Hakon Jarl, such the style he took, had engaged to pay some kind of tribute to King Blue-tooth, "if he could;" but he never did pay any, pleading always the necessity of his own affairs; with which excuse, joined to Hakon's readiness in things less important, King Blue-tooth managed to content himself, Hakon being always his good neighbor, at least, and the two mutually dependent.
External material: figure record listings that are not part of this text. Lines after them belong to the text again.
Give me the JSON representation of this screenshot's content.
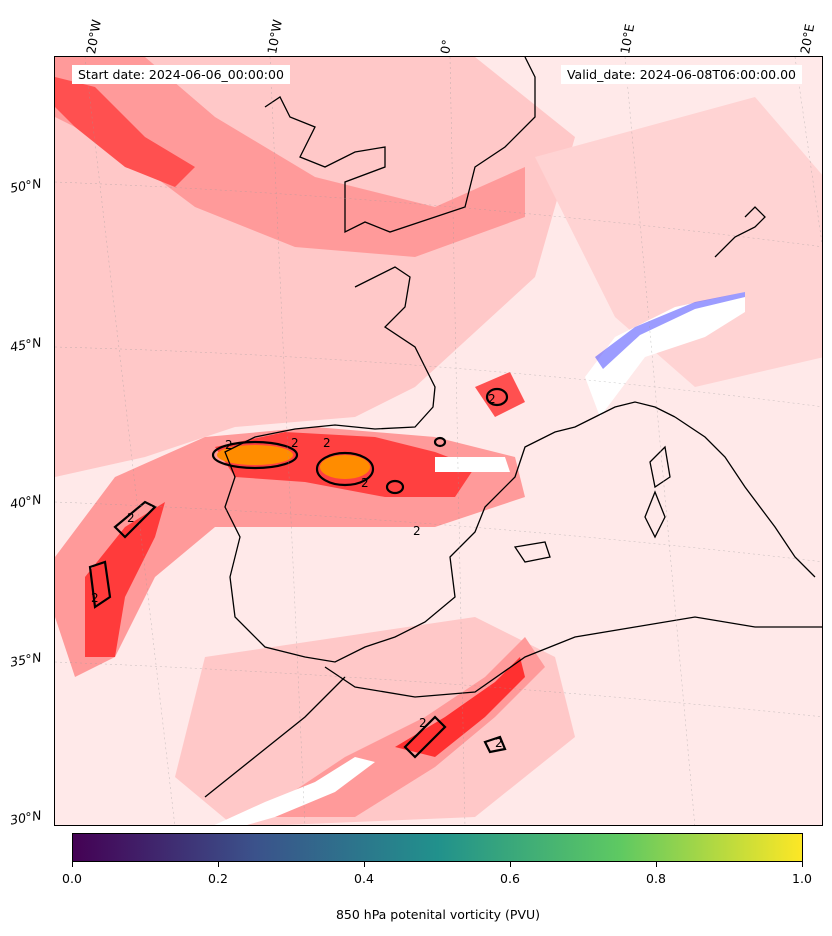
{
  "header": {
    "start_date": "Start date: 2024-06-06_00:00:00",
    "valid_date": "Valid_date: 2024-06-08T06:00:00.00"
  },
  "axes": {
    "lon_labels": [
      "20°W",
      "10°W",
      "0°",
      "10°E",
      "20°E"
    ],
    "lat_labels": [
      "50°N",
      "45°N",
      "40°N",
      "35°N",
      "30°N"
    ]
  },
  "contour_labels": [
    "2",
    "2",
    "2",
    "2",
    "2",
    "2",
    "2",
    "2",
    "2",
    "2"
  ],
  "colorbar": {
    "title": "850 hPa potenital vorticity (PVU)",
    "ticks": [
      "0.0",
      "0.2",
      "0.4",
      "0.6",
      "0.8",
      "1.0"
    ],
    "colors": [
      "#440154",
      "#3b528b",
      "#21918c",
      "#5ec962",
      "#fde725"
    ]
  },
  "palette": {
    "background": "#ffe9e9",
    "light_red": "#ffc4c4",
    "mid_red": "#ff9a9a",
    "strong_red": "#ff5a5a",
    "max_red": "#ff0000",
    "orange": "#ff8c00",
    "blue": "#5555ff"
  }
}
In Norway, Hakon, without the title of king, did in a strong-handed, steadfast, and at length, successful way, the office of one; governed Norway (some count) for above twenty years; and, both at home and abroad, had much consideration through most of that time; specially amongst the heathen orthodox, for Hakon Jarl himself was a zealous heathen, fixed in his mind against these chimerical Christian innovations and unsalutary changes of creed, and would have gladly trampled out all traces of what the last two kings (for Greyfell, also, was an English Christian after his sort) had done in this respect. But he wisely discerned that it was not possible, and that, for peace's sake, he must not even attempt it, but must strike preferably into "perfect toleration," and that of "every one getting to heaven or even to the other goal in his own way." He himself, it is well known, repaired many heathen temples (a great "church builder" in his way!), manufactured many splendid idols, with much gilding and such artistic ornament as there was,--in particular, one huge image of Thor, not forgetting the hammer and appendages, and such a collar (supposed of solid gold, which it was not quite, as we shall hear in time) round the neck of him as was never seen in all the North. How he did his own Yule festivals, with what magnificent solemnity, the horse-eatings, blood-sprinklings, and other sacred rites, need not be told. Something of a "Ritualist," one may perceive; perhaps had Scandinavian Puseyisms in him, and other desperate heathen notions. He was universally believed to have gone into magic, for one thing, and to have dangerous potencies derived from the Devil himself. The dark heathen mind of him struggling vehemently in that strange element, not altogether so unlike our own in some points.
For the rest, he was evidently, in practical matters, a man of sharp, clear insight, of steadfast resolution, diligence, promptitude; and managed his secular matters uncommonly well. Had sixteen Jarls under him, though himself only Hakon Jarl by title; and got obedience from them stricter than any king since Haarfagr had done. Add to which that the country had years excellent for grass and crop, and that the herrings came in exuberance; tokens, to the thinking mind, that Hakon Jarl was a favorite of Heaven.
His fight with the far-famed Jomsvikings was his grandest exploit in public rumor. Jomsburg, a locality not now known, except that it was near the mouth of the River Oder, denoted in those ages the impregnable castle of a certain hotly corporate, or "Sea Robbery Association (limited)," which, for some generations, held the Baltic in terror, and plundered far beyond the Belt,--in the ocean itself, in Flanders and the opulent trading havens there,--above all, in opulent anarchic England, which, for forty years from about this time, was the pirates' Goshen; and yielded, regularly every summer, slaves, Danegelt, and miscellaneous plunder, like no other country Jomsburg or the viking-world had ever known. Palnatoke, Bue, and the other quasi-heroic heads of this establishment are still remembered in the northern parts. _Palnatoke_ is the title of a tragedy by Oehlenschlager, which had its run of immortality in Copenhagen some sixty or seventy years ago.
I judge the institution to have been in its floweriest state, probably now in Hakon Jarl's time. Hakon Jarl and these pirates, robbing Hakon's subjects and merchants that frequented him, were naturally in quarrel; and frequent fightings had fallen out, not generally to the profit of the Jomsburgers, who at last determined on revenge, and the rooting out of this obstructive Hakon Jarl. They assembled in force at the Cape of Stad,--in the Firda Fylke; and the fight was dreadful in the extreme, noise of it filling all the north for long afterwards.